Sentences couperets, images éblouissantes, récits envoûtants comme des films, l’œuvre de Rodanski traduit une irréductibilité de l’être cautionnée par une existence marquée par tous les refus, y compris celui de l’existence même (« la vie, cette propagande pour le suicide », peut-on lire dans un de ses journaux). Son acceptation de la folie, que seule la légèreté pourrait faire passer pour volontaire, s’inscrit dans une détermination mystérieuse à ne vivre que ce qu’il était. Cette détermination se lit en filigrane de tous ses écrits, et c’est bien pourquoi la figure de Rodanski peut apparaître comme un recours et un secours dans un monde où, comme disait Artaud, « c’est la vie elle-même qui s’en va ».

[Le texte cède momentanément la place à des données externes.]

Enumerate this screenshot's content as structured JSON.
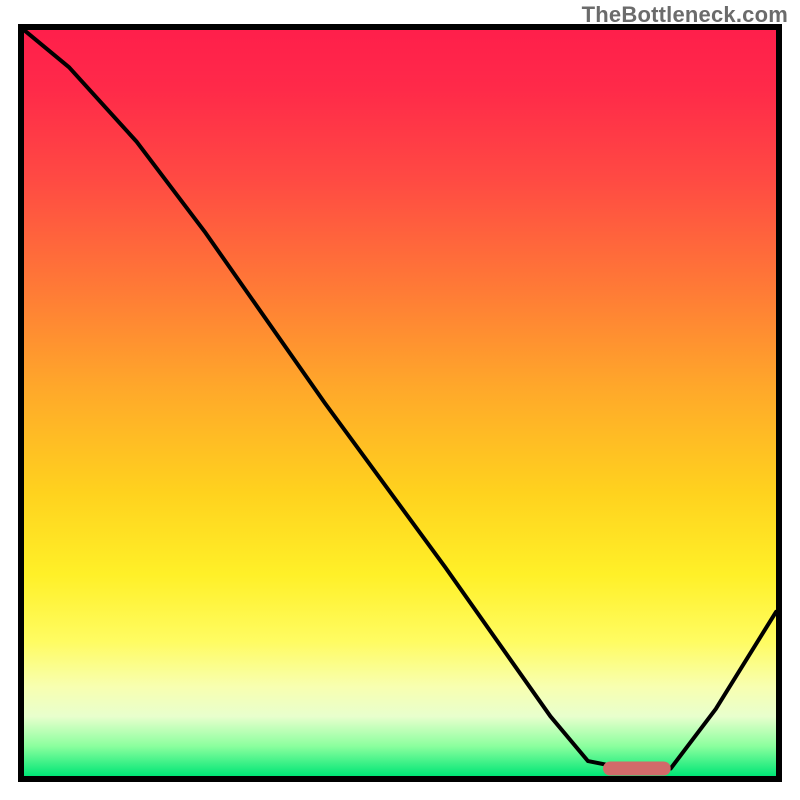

Ainsi s’explique peut-être le succès (n’exagérons rien, mais…) du recueil Je suis parfois cet homme, réimprimé trois mois après sa première édition ! Comme si le monde se rendait compte tout d’un coup, dans le chahut et le chaos ambiants, qu’il avait besoin de la parole vraie, de la geste haute de cet homme perdu que fut Stanislas Rodanski.
François-René Simon
- Première page de "A l’ombre des Ailes" (BLJD)
- Page de "Substance 13" (BLJD)
- Dessin (BLJD)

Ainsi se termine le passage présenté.